Officers tasked with social crime prevention are chronically under-resourced. Their work is dismissed as “soft policing” compared to visible policing and detective work. Youth engagement is treated as a box-ticking exercise, not a pillar of national safety.
This neglect comes at a catastrophic cost. Gangsterism, drugs, school violence, and gender-based violence thrive where prevention structures are weak. Every broken life is a reminder of the price communities are paying for SAPS’ indifference.
The National Development Plan is unequivocal: if South Africa is to build a safer society, young people must be central to crime prevention. SAPS’ deliberate sidelining of the NYCPC is therefore not just a policy failure, it is a betrayal of national commitments and a direct attack on the country’s future.

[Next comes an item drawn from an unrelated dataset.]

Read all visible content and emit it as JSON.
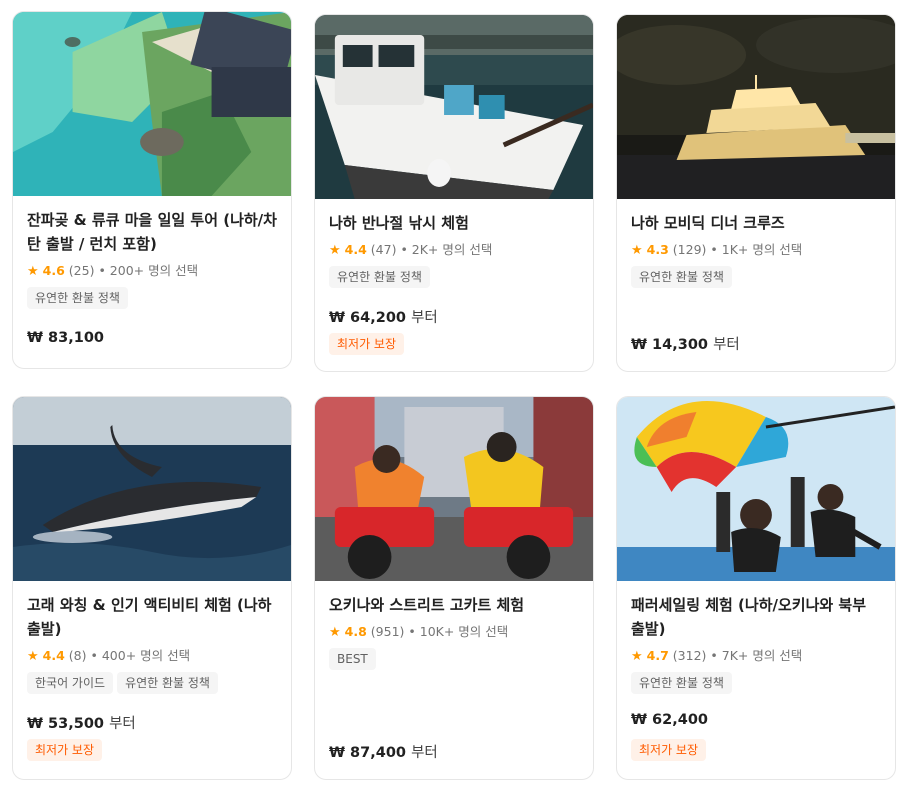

The time for polite appeals is over. Parliament must demand answers on why the NYCPC has been left to wither. Treasury must ring-fence funds for youth crime prevention. Civil society, schools, and faith-based organisations must step into the vacuum left by SAPS’ failure. And most importantly, young people themselves must refuse to be reduced to “marchers for awareness campaigns.” They must insist on their rightful place as decision-makers in the fight for safer communities.
The collapse of the National Youth Crime Prevention Committee is not an accident. It is a choice by SAPS to sabotage one of the few instruments capable of breaking South Africa’s cycle of crime. I have seen this sabotage up close. And I can no longer remain silent.
History will not forgive a police service that chose indifference over action. And South Africa’s youth should not either.